The FSC, working with dozens of our members, has developed some solutions. Take financial advice. The tangled overlay of regs and laws – aka the Gordian Knot – can be significantly streamlined if the Government accepts the sensible cost-cutting reforms in our White Paper on Financial Advice, which we are launching next month.  

The FSC’s Life Insurance Code of Practice 2.0 is almost ready after two years of solid work with consumer groups and industry, a truly transformative piece of work of which we are immensely proud. So too is the work we have undertaken over the past 18 months on the mandatory Design & Distribution Obligations (DDO) regime, which reaches into every part of financial services businesses. Most of our 111 members as well as 280 firms that are not FSC members will use the Target Market Determination (TMD) templates and data standards we developed, with the goal of achieving as much alignment and simplicity as possible across industry. See here for access to our TMD templates and data standards.  

In a critical effort to get more women into careers running money, again, with our members the FSC has developed the Women in Investment Management Charter (WIM Charter) which helps fund managers achieve gender targets in their investment management teams.
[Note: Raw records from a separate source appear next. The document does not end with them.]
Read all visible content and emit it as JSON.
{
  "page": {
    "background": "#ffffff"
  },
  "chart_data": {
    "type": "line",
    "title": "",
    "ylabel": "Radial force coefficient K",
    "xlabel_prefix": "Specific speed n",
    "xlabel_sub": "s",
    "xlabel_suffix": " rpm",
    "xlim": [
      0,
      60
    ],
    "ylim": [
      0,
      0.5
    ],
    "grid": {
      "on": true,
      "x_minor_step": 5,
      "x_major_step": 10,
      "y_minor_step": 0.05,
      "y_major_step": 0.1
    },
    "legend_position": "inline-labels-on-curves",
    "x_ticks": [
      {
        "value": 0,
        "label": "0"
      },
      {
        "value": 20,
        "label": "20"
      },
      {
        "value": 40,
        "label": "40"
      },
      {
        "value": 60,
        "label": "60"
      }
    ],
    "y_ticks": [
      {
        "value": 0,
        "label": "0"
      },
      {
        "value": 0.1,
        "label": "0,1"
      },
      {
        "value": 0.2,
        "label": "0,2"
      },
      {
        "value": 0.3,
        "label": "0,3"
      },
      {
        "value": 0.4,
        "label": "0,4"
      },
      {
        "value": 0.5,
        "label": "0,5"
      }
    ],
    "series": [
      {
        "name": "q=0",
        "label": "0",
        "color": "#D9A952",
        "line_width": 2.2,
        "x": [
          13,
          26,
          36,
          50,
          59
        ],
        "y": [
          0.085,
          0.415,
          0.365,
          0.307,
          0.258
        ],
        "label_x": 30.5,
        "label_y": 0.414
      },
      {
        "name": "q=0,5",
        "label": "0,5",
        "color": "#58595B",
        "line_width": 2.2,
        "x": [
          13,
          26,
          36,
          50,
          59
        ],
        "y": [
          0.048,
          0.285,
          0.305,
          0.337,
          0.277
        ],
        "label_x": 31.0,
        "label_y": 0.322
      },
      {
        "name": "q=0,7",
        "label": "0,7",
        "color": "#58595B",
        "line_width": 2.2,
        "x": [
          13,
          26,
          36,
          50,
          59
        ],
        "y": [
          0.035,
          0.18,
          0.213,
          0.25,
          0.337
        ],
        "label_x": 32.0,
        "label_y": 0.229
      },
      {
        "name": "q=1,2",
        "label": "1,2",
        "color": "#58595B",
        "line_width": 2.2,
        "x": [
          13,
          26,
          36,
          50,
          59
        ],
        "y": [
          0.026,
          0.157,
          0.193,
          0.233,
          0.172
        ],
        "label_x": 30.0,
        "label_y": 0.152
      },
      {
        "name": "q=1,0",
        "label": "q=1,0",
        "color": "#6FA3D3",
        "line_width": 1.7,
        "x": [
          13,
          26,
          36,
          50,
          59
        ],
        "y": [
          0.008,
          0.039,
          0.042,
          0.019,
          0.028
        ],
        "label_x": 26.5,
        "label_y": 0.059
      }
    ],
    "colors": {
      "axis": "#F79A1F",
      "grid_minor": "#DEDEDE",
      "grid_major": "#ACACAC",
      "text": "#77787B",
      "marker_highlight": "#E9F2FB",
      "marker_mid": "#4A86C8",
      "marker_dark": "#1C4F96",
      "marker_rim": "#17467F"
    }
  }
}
We are already grappling with the low numbers of women leading ASX300 companies, so we’re determined to increase gender diversity in financial services, particularly fund managers.  

Our purpose as an expert, specialised policy and advocacy organisation is to make sure our members' businesses can run as efficiently as possible, and as many Australians as possible can exercise choice to access high quality, reliable products and services to enhance and protect their wealth. To achieve this, we hold lawmakers to account in the face of sometimes poor decisions – like DDO’s “nil complaints” reporting, which threatens to overload systems with millions of reports informing regulators that nothing has gone wrong. An unintended consequence that will push up costs and protect not a single consumer, this one should go.